Meryem'in yıkaması gereken giysiler kendisinin, Yusuf'un ve İsa'nın giydikleriydi. Normal giysi, genellikle ketenden yapılmış geniş, bol bir iç giysisi ya da tunikten oluşuyordu. Dizlere ya da baldırlara kadar inerdi. Kolsuz ya da kolları kolun ortasına kadar uzanıyor olabilirdi. Tunik vücuda uzun, geniş bir keten şeritten yapılmış bir tür kuşakla tutturulurdu, bu kuşak vücudun etrafına birkaç kez sarılırdı, ancak her zaman düzgün bir şekilde sıkılmazdı, ancak bu sargıların bazılarında para taşımak için kullanılabilecek kıvrımlar oluşurdu. Tuniğin üzerine kare ya da yuvarlak biçimli ve genellikle yünden yapılmış bir dış giysi ya da manto giyilirdi.
Meryem'in günlerinin çoğu kuşkusuz tamamen normaldi. Saatlerini ev işleriyle geçiriyordu: yemek hazırlamak, evi ve giysileri temizlemek ve hatta yün ya da keten dokuyarak ailesi için gerekli giysileri yapmak.

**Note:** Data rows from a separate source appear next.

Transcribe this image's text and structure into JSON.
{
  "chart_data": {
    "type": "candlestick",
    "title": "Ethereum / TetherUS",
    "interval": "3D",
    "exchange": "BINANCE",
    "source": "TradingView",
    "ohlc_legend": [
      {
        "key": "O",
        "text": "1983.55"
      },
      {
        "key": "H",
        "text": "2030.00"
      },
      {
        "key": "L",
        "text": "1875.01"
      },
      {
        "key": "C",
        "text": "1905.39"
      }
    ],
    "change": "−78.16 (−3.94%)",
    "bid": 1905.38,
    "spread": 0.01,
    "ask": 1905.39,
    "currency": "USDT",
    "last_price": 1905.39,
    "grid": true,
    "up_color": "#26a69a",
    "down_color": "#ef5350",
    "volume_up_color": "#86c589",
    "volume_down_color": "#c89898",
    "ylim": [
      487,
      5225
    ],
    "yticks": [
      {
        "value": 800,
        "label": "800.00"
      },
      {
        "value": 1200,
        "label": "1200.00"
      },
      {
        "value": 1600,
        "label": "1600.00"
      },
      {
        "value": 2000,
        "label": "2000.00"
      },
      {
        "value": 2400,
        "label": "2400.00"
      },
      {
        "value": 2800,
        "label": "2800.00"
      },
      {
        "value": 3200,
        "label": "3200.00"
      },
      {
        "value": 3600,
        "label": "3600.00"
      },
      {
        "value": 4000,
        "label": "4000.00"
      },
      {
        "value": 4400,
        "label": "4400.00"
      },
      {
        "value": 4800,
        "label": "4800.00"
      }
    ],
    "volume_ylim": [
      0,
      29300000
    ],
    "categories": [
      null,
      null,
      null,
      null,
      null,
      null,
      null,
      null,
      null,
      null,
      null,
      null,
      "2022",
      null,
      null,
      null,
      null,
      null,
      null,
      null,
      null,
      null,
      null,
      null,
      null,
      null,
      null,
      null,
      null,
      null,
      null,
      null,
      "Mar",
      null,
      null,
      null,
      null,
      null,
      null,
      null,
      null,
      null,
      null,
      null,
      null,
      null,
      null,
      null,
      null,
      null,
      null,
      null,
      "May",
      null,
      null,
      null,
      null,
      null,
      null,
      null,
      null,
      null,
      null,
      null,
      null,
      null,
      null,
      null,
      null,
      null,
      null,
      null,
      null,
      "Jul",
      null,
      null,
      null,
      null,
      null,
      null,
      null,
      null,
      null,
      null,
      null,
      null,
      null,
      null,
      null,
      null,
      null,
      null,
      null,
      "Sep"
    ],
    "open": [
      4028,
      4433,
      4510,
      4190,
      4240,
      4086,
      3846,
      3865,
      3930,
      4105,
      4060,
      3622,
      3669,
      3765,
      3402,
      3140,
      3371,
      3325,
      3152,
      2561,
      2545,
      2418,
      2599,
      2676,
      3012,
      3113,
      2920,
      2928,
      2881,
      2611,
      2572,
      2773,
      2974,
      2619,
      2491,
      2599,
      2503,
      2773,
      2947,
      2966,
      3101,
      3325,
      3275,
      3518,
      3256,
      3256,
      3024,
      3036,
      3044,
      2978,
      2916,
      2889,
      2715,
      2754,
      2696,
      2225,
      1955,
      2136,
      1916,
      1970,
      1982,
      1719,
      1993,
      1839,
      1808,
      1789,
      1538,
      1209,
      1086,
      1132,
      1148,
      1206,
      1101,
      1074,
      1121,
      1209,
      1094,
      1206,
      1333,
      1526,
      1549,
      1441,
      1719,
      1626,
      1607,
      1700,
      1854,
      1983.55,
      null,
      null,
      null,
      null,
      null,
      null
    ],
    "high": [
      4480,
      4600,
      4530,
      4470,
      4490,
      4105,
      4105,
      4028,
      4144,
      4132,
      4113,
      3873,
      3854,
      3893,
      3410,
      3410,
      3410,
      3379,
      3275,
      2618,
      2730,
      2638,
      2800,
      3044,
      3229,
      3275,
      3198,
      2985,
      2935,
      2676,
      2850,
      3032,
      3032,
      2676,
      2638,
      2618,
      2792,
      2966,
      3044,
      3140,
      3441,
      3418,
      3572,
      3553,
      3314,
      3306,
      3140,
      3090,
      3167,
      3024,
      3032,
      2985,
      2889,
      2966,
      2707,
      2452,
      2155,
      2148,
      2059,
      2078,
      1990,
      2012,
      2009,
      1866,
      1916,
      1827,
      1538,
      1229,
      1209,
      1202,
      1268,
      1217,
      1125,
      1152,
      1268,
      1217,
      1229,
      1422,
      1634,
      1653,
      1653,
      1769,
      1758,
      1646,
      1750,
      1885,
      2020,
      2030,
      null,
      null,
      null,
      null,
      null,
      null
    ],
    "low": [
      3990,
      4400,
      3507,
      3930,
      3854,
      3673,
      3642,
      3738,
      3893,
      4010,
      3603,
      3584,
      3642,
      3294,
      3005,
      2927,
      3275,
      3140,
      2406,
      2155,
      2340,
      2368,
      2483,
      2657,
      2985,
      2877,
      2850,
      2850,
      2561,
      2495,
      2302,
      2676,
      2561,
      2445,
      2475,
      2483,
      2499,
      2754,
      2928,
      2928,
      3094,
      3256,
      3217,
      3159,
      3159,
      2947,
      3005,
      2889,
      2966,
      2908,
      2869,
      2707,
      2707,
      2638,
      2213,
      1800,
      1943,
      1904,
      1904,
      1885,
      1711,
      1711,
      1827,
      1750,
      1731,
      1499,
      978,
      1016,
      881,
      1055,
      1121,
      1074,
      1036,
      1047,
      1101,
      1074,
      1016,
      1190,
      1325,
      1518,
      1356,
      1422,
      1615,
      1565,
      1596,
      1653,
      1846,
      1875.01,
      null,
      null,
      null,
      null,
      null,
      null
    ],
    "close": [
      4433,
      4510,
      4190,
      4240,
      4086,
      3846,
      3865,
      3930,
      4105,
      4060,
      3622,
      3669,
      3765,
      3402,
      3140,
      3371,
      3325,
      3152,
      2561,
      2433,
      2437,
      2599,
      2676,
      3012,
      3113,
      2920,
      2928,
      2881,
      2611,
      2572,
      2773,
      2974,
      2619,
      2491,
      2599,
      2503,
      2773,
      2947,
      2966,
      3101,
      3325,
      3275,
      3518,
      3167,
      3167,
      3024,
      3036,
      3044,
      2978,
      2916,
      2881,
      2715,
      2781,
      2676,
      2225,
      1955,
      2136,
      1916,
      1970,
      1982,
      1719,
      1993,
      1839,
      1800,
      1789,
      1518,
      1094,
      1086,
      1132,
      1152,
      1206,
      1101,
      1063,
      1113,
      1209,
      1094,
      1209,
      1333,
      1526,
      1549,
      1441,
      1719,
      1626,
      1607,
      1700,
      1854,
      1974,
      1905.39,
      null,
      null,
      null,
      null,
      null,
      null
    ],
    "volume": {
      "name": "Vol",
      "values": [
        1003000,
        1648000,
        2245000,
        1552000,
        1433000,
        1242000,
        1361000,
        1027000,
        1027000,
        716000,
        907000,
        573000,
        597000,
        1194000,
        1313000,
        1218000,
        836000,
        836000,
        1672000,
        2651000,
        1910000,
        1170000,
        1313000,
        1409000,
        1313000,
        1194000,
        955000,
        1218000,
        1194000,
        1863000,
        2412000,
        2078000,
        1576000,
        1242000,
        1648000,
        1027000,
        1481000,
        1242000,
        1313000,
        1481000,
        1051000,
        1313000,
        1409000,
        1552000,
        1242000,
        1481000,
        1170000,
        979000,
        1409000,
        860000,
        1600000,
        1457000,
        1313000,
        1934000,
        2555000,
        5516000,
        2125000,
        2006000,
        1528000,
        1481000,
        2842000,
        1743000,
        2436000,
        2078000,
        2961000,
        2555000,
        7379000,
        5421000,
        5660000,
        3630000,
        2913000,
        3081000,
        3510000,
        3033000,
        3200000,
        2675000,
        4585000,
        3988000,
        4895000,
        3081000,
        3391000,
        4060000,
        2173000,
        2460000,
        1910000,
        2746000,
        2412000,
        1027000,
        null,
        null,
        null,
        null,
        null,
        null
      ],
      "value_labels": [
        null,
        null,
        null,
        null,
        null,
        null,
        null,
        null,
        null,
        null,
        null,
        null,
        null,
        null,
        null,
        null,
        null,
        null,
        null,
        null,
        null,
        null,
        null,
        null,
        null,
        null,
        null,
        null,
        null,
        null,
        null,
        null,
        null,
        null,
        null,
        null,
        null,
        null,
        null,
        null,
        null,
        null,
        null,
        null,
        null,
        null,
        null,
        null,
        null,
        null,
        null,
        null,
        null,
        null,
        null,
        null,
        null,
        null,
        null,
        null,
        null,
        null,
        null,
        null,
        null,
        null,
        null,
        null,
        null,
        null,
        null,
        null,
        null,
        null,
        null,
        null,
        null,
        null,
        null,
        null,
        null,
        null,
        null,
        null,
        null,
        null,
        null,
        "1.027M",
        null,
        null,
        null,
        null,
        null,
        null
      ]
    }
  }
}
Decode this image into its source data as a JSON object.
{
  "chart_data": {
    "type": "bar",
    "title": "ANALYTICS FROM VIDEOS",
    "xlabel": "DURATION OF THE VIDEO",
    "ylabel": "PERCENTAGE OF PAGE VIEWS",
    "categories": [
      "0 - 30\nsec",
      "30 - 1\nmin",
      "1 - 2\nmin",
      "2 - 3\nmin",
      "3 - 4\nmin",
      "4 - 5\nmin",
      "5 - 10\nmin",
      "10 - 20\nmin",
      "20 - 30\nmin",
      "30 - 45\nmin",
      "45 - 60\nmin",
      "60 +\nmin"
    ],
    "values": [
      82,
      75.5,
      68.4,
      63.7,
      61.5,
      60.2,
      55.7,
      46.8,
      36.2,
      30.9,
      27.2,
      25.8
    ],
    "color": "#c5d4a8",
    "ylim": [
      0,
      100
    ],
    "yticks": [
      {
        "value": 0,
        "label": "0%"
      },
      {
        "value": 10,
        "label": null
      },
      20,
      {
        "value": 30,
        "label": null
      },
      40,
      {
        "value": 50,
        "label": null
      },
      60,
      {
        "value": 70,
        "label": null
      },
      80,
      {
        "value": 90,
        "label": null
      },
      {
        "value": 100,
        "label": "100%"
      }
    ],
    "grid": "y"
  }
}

Günün sonunda bitkin bir halde gelirdi, ancak bu tür basit görünen görevlerin doğaüstü bir etkiye sahip olduğunu ve işini iyi yaparak dünyanın en büyük görevlerinden birini yerine getirdiğini bilen birinin sevinciyle
Francisco Varo Pineda
Navarra Üniversitesi İlahiyat Fakültesi'nde Araştırma Direktörü.
Kutsal Kitap Profesörü.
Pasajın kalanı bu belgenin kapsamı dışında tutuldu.